“你说的没错,这个世界上如果有一个女人是愿意为浅浅去死的话,那么只能是你,除了你,我也不太相信任何人。”
林深时话让简言之没有想到,也有些意外,根据之前林深时对这件事的态度来看,简言之以为林深时会极力反对,甚至会用手段让自己离开也说不定,但是意外的。
他竟然很平和。
平和到简言之会觉得这会不会又是林深时的一场阴谋。
“这么说,你是同意我回到浅浅身边了?”简言之看着林深时,但目光满是防备和审视,这让她的这个问题像极了试探。
林深时自然知道简言之的意思,轻笑一声:
“是,我同意。”
简言之没有任何欣喜的情绪,她看着林深时:“条件呢?”
“我上次说的。”
简言之没想到时隔这么长的时间,林深时居然还想着复婚,她觉得自己看不懂眼前的这个男人,虽然很想劝说自己他做的一切都是处在一个为林浅浅考虑的基础上。
但事实真的如此吗?
他就真的对自己一点感情都没有了吗?他还对自己有感情,这是简言之早就知道的事情,虽然不知道这份感情还有多少。
“林深时。”简言之笑了下:“你到底怎么了?”
“我怎么了?”
“当初摧毁婚姻的是你,要我离开浅浅的也是你,现在要我回来,以母亲的身份,你的妻子,对吗?”简言之自嘲的笑了下:“既然如此,当初为何还要那么大费周章呢?既然做了那些对我们来说无法挽回的事情,现在又为什么要挽回呢?你不觉得这是一件很矛盾的事情吗?”
林深时转头看着简言之:
“我是怎么想的,这件事对我来说是不是矛盾都不是你要考虑的问题,现在你只需要告诉我,要不要回来浅浅的身边,你所谓的可以为浅浅可以做一切牺牲,是不是真的。”
“你用这种方式来证明我的真心吗?”
“我才是掌控全局的那个,不是吗?”林深时说:“我想你回来你自然能回来,但是我要是不想,你有什么办法呢?真的去法院告我,重新谈判孩子的抚养权吗?你觉得你有多少的胜算呢?”
简言之不说话。
她知道林深时说的都是对的,昨天在他面前说闹上法院不过是一时气话,且不说在江城里有没有人敢接林深时的官司,单单是自己这几年没有对林浅浅尽过一个做母亲的责任就可以宣告她的失败了。

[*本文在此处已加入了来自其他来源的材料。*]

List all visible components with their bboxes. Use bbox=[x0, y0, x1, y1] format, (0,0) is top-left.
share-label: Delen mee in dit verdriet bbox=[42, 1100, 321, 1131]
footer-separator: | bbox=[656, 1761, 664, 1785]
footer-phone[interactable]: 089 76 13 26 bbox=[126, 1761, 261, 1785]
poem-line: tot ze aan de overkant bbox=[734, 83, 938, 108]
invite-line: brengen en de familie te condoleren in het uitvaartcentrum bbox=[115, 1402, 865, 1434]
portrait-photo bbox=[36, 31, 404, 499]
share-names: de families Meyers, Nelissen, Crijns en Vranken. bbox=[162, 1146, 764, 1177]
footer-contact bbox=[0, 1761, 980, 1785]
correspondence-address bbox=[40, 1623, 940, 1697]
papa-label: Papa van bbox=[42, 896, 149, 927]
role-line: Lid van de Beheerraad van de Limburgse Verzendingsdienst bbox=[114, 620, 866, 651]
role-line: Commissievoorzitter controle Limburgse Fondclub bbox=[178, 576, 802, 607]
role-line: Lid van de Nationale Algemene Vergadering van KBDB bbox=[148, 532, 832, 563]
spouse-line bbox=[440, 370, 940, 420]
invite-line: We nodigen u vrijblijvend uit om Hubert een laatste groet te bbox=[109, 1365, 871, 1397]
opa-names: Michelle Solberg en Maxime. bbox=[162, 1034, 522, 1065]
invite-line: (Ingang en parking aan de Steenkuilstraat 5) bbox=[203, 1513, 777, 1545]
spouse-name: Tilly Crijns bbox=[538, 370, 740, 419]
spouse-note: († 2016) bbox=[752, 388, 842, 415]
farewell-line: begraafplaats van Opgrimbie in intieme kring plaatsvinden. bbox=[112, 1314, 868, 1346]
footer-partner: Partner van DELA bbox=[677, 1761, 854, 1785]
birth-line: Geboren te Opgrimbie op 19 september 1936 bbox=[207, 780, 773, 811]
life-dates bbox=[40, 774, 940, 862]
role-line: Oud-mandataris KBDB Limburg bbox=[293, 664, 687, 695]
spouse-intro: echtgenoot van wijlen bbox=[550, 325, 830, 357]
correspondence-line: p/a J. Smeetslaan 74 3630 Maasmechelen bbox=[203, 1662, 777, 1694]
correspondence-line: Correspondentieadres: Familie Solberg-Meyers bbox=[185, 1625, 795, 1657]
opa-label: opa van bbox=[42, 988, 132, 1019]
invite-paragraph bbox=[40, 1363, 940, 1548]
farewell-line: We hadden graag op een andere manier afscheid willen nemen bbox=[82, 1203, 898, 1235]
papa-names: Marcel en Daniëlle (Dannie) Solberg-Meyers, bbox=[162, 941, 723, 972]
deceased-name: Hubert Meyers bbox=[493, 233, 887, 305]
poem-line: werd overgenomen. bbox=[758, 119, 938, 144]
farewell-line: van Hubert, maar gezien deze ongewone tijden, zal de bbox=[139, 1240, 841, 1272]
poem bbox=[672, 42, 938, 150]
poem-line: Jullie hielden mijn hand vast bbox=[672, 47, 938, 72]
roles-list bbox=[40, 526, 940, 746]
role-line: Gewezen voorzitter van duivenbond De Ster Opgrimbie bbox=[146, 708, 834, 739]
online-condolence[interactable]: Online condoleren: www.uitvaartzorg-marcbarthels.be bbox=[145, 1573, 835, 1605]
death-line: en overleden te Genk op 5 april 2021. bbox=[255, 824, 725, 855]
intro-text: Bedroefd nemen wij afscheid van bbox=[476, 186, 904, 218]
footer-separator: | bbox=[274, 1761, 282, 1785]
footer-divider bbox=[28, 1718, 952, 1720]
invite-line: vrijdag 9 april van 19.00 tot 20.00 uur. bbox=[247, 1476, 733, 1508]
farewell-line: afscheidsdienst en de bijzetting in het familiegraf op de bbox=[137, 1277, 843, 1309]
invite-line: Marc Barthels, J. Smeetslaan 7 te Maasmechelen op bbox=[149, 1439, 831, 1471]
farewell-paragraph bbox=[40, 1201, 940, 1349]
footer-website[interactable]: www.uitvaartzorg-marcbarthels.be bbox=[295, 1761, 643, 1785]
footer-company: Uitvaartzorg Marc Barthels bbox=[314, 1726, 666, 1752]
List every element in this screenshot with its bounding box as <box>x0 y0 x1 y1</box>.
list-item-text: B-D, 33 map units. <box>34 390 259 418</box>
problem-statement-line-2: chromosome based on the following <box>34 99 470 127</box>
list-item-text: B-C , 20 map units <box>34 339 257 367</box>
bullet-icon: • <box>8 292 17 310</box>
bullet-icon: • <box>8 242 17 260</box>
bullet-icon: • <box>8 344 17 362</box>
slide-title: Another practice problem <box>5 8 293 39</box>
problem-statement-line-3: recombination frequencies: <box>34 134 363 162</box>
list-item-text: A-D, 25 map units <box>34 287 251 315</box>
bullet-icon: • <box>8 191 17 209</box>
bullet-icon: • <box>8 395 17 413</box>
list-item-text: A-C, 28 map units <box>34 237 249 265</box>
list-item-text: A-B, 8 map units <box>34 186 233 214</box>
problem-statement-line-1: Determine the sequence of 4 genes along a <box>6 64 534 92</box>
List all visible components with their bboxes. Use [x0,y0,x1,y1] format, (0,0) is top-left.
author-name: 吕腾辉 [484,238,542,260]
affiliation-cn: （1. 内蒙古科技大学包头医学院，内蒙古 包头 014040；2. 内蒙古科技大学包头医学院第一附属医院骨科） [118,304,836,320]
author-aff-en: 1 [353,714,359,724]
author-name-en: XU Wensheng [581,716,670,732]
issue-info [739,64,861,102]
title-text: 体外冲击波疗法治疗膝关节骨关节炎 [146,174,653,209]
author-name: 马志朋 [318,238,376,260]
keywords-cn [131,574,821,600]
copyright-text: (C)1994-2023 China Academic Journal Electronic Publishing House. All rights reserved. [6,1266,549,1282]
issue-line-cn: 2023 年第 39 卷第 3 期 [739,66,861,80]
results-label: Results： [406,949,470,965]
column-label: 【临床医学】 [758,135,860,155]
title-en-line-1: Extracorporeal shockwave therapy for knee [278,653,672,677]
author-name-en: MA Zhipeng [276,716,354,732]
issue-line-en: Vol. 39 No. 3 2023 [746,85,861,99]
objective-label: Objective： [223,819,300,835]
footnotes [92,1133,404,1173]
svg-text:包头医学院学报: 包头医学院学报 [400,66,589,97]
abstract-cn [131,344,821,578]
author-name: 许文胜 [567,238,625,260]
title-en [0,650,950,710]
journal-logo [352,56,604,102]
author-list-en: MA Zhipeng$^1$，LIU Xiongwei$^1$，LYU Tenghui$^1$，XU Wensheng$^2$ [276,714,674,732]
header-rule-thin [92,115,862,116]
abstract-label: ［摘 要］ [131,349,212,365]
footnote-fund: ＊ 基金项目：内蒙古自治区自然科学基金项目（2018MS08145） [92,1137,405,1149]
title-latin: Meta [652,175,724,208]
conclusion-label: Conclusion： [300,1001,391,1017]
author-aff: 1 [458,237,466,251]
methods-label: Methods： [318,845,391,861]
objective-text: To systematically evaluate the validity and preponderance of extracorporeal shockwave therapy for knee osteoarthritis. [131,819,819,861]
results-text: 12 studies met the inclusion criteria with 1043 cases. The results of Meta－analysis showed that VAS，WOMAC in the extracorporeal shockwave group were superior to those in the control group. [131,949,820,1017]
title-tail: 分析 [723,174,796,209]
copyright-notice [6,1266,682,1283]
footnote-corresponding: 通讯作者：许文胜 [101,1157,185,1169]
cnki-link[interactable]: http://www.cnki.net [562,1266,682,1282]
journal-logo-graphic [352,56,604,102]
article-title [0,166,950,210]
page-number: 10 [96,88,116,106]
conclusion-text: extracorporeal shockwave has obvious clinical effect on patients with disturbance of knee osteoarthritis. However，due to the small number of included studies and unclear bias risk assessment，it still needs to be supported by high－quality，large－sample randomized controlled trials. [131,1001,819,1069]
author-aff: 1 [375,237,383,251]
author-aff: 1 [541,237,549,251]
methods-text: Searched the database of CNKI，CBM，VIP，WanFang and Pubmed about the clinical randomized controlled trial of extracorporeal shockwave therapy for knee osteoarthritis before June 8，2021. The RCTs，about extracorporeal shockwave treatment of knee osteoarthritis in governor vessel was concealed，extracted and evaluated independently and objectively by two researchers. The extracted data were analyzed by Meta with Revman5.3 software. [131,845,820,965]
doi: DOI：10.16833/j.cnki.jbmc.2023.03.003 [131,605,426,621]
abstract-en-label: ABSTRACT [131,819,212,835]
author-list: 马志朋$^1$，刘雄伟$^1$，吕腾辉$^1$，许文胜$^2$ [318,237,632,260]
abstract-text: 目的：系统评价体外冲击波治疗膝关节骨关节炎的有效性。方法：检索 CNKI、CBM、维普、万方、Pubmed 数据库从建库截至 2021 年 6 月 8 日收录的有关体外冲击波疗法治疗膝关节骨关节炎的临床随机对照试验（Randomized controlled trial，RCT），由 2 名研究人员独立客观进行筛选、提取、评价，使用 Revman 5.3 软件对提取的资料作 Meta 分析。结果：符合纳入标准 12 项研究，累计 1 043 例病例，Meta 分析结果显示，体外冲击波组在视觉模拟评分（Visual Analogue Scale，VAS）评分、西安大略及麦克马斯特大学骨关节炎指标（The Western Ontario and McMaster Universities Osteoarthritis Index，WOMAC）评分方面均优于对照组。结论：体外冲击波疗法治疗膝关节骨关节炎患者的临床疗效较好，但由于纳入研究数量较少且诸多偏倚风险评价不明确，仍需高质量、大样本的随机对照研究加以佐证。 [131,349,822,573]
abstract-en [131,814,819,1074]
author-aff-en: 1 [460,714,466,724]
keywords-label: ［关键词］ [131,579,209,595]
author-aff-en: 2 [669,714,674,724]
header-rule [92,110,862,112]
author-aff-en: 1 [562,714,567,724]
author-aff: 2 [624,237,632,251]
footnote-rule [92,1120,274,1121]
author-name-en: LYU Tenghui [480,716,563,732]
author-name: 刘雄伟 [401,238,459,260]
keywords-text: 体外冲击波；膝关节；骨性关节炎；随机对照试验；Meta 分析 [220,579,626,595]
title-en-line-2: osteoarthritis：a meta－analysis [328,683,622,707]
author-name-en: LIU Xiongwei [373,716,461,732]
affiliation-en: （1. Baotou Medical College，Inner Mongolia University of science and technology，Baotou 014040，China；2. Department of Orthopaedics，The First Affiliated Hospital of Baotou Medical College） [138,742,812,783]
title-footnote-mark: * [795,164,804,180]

该说的都已经说了,现在要做的就是让简言之好好的想一想自己要不要这么做,林深时起了身,看样子是准备走。
简言之心思很乱,也没有拦他的打算,他们之间鲜少有这么心平气和谈话的时候,简言之身心俱疲,也不想歇斯底里,只是在林深时迈步离开的时候,她还是没忍住问了一个问题:
“江柔呢?”
林深时停下脚步,垂眸看她,几秒后缓缓开口:“问这个做什么?”
“浅浅不是很依赖她吗?”简言之抬眸和林深时的视线对上:“我没在病房里看到她。”
“你一个母亲都还能把孩子丢在医院里一整天不见人影,江柔不过是一个阿姨的身份,你还想她在这里陪一整天?”林深时冷冷开口:“是不是非得等到江柔真的变成了浅浅的母亲,你才能明白自己到底错过了什么?”
简言之说不出话来,她也没办法跟林深时解释自己今天去了哪里。
没有必要的。
林深时也没有再纠结这个话题,他其实知道,秦浪下午的时候给自己来了电话,说姚乐那边的情况很不好,自己可能不能来医院看浅浅了,顺便也说了简言之去照看姚乐的事情。
但简言之没有主动提及的事情,自己也没必要主动原谅。